Analysis of Failures and Risks in Deep Learning Model Converters: A Case Study in the ONNX Ecosystem
Purvish Jajal, Wenxin Jiang, Arav Tewari, Erik Kocinare, Joseph Woo, Anusha Sarraf, Yung-Hsiang Lu, George K. Thiruvathukal, James C. Davis
TL;DR
This work provides the first systematic analysis of failures in DL model converters, focusing on ONNX as the leading interoperability target. It combines a practitioner survey (N=92), a large-scale failure analysis of 200 ONNX converter issues (PyTorch and TensorFlow origins), and hypothesis testing on root causes. Key findings show that the Node Conversion stage accounts for roughly 75% of defects and that about 33% of failures involve semantically incorrect models, with failures linked to compatibility and type problems and correlated with operator sequences rather than single operators. The study highlights the need for improved validation, coverage metrics, and tolerance-aware testing to enhance the reliability of DL interoperability tooling and suggests directions for future research in architectural coverage and behavioral tolerances.
Abstract
Software engineers develop, fine-tune, and deploy deep learning (DL) models using a variety of development frameworks and runtime environments. DL model converters move models between frameworks and to runtime environments. Conversion errors compromise model quality and disrupt deployment. However, the failure characteristics of DL model converters are unknown, adding risk when using DL interoperability technologies. This paper analyzes failures in DL model converters. We survey software engineers about DL interoperability tools, use cases, and pain points (N=92). Then, we characterize failures in model converters associated with the main interoperability tool, ONNX (N=200 issues in PyTorch and TensorFlow). Finally, we formulate and test two hypotheses about structural causes for the failures we studied.
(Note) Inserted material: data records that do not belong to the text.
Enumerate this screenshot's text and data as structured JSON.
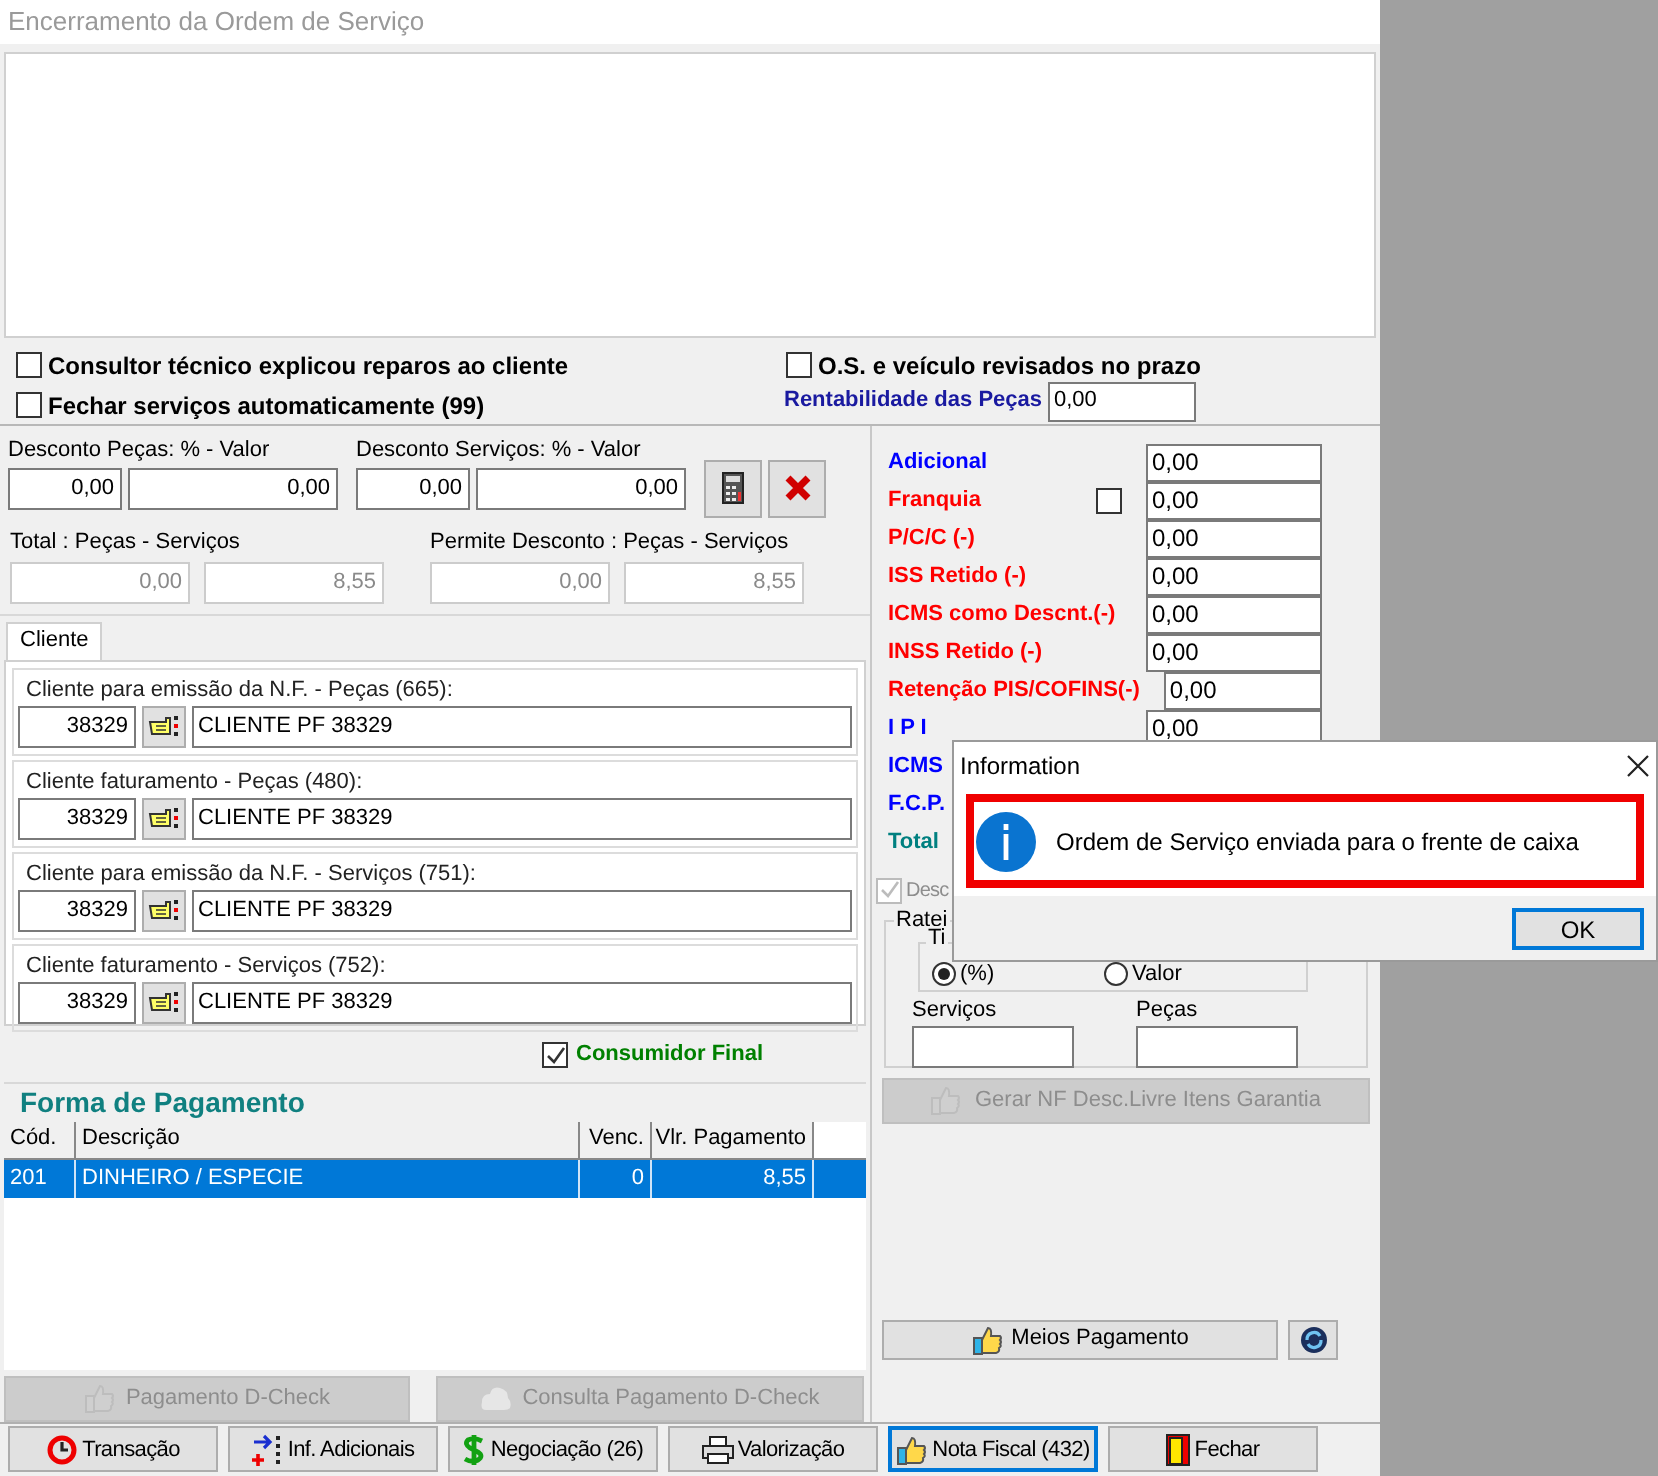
{
  "window": {
    "title": "Encerramento da Ordem de Serviço"
  },
  "options": [
    {
      "label": "Consultor técnico explicou reparos ao cliente",
      "checked": false
    },
    {
      "label": "O.S. e veículo revisados no prazo",
      "checked": false
    },
    {
      "label": "Fechar serviços automaticamente (99)",
      "checked": false
    }
  ],
  "rentabilidade": {
    "label": "Rentabilidade das Peças",
    "value": "0,00"
  },
  "discounts": [
    {
      "label": "Desconto Peças: % - Valor",
      "percent": "0,00",
      "value": "0,00"
    },
    {
      "label": "Desconto Serviços: % - Valor",
      "percent": "0,00",
      "value": "0,00"
    }
  ],
  "totals": [
    {
      "label": "Total : Peças - Serviços",
      "pecas": "0,00",
      "servicos": "8,55"
    },
    {
      "label": "Permite Desconto : Peças - Serviços",
      "pecas": "0,00",
      "servicos": "8,55"
    }
  ],
  "tabs": [
    {
      "label": "Cliente",
      "selected": true
    }
  ],
  "clients": [
    {
      "label": "Cliente para emissão da N.F. - Peças (665):",
      "code": "38329",
      "name": "CLIENTE PF 38329"
    },
    {
      "label": "Cliente faturamento - Peças (480):",
      "code": "38329",
      "name": "CLIENTE PF 38329"
    },
    {
      "label": "Cliente para emissão da N.F. - Serviços (751):",
      "code": "38329",
      "name": "CLIENTE PF 38329"
    },
    {
      "label": "Cliente faturamento - Serviços (752):",
      "code": "38329",
      "name": "CLIENTE PF 38329"
    }
  ],
  "consumidor_final": {
    "label": "Consumidor Final",
    "checked": true
  },
  "payment": {
    "title": "Forma de Pagamento",
    "columns": [
      "Cód.",
      "Descrição",
      "Venc.",
      "Vlr. Pagamento"
    ],
    "rows": [
      {
        "cells": [
          "201",
          "DINHEIRO / ESPECIE",
          "0",
          "8,55"
        ],
        "selected": true
      }
    ]
  },
  "dcheck_buttons": [
    {
      "label": "Pagamento D-Check",
      "disabled": true,
      "kind": "thumb"
    },
    {
      "label": "Consulta Pagamento D-Check",
      "disabled": true,
      "kind": "cloud"
    }
  ],
  "adjustments": [
    {
      "label": "Adicional",
      "color": "#0000ff",
      "value": "0,00",
      "kind": "field"
    },
    {
      "label": "Franquia",
      "color": "#ff0000",
      "value": "0,00",
      "kind": "checkbox",
      "checked": false
    },
    {
      "label": "P/C/C (-)",
      "color": "#ff0000",
      "value": "0,00",
      "kind": "field"
    },
    {
      "label": "ISS Retido (-)",
      "color": "#ff0000",
      "value": "0,00",
      "kind": "field"
    },
    {
      "label": "ICMS como Descnt.(-)",
      "color": "#ff0000",
      "value": "0,00",
      "kind": "field"
    },
    {
      "label": "INSS Retido (-)",
      "color": "#ff0000",
      "value": "0,00",
      "kind": "field"
    },
    {
      "label": "Retenção PIS/COFINS(-)",
      "color": "#ff0000",
      "value": "0,00",
      "kind": "field"
    },
    {
      "label": "I P I",
      "color": "#0000ff",
      "value": "0,00",
      "kind": "field"
    },
    {
      "label": "ICMS",
      "color": "#0000ff",
      "kind": "label"
    },
    {
      "label": "F.C.P.",
      "color": "#0000ff",
      "kind": "label"
    },
    {
      "label": "Total",
      "color": "#008080",
      "kind": "label"
    }
  ],
  "rateio": {
    "checkbox": {
      "label": "Desc",
      "checked": true,
      "disabled": true
    },
    "group_label": "Ratei",
    "type_label": "Ti",
    "options": [
      {
        "label": "(%)",
        "selected": true
      },
      {
        "label": "Valor",
        "selected": false
      }
    ],
    "fields": [
      {
        "label": "Serviços"
      },
      {
        "label": "Peças"
      }
    ]
  },
  "gerar_button": {
    "label": "Gerar NF Desc.Livre Itens Garantia",
    "disabled": true
  },
  "meios_button": {
    "label": "Meios Pagamento"
  },
  "toolbar": [
    {
      "label": "Transação",
      "kind": "transacao",
      "selected": false
    },
    {
      "label": "Inf. Adicionais",
      "kind": "info",
      "selected": false
    },
    {
      "label": "Negociação (26)",
      "kind": "money",
      "selected": false
    },
    {
      "label": "Valorização",
      "kind": "printer",
      "selected": false
    },
    {
      "label": "Nota Fiscal (432)",
      "kind": "thumb",
      "selected": true
    },
    {
      "label": "Fechar",
      "kind": "door",
      "selected": false
    }
  ],
  "dialog": {
    "title": "Information",
    "message": "Ordem de Serviço enviada para o frente de caixa",
    "button": "OK"
  }
}
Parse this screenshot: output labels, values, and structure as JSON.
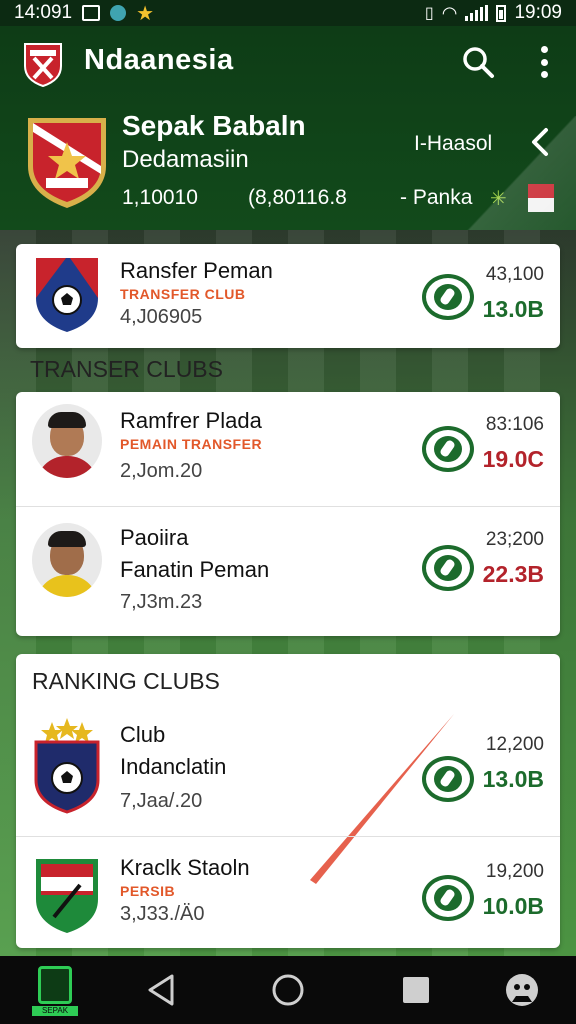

We find that the node conversion stage of a model converter accounts for ~75% of the defects and 33% of reported failure are related to semantically incorrect models. The cause of semantically incorrect models is elusive, but models with behaviour inconsistencies share operator sequences. Our results motivate future research on making DL interoperability software simpler to maintain, extend, and validate. Research into behavioural tolerances and architectural coverage metrics could be fruitful.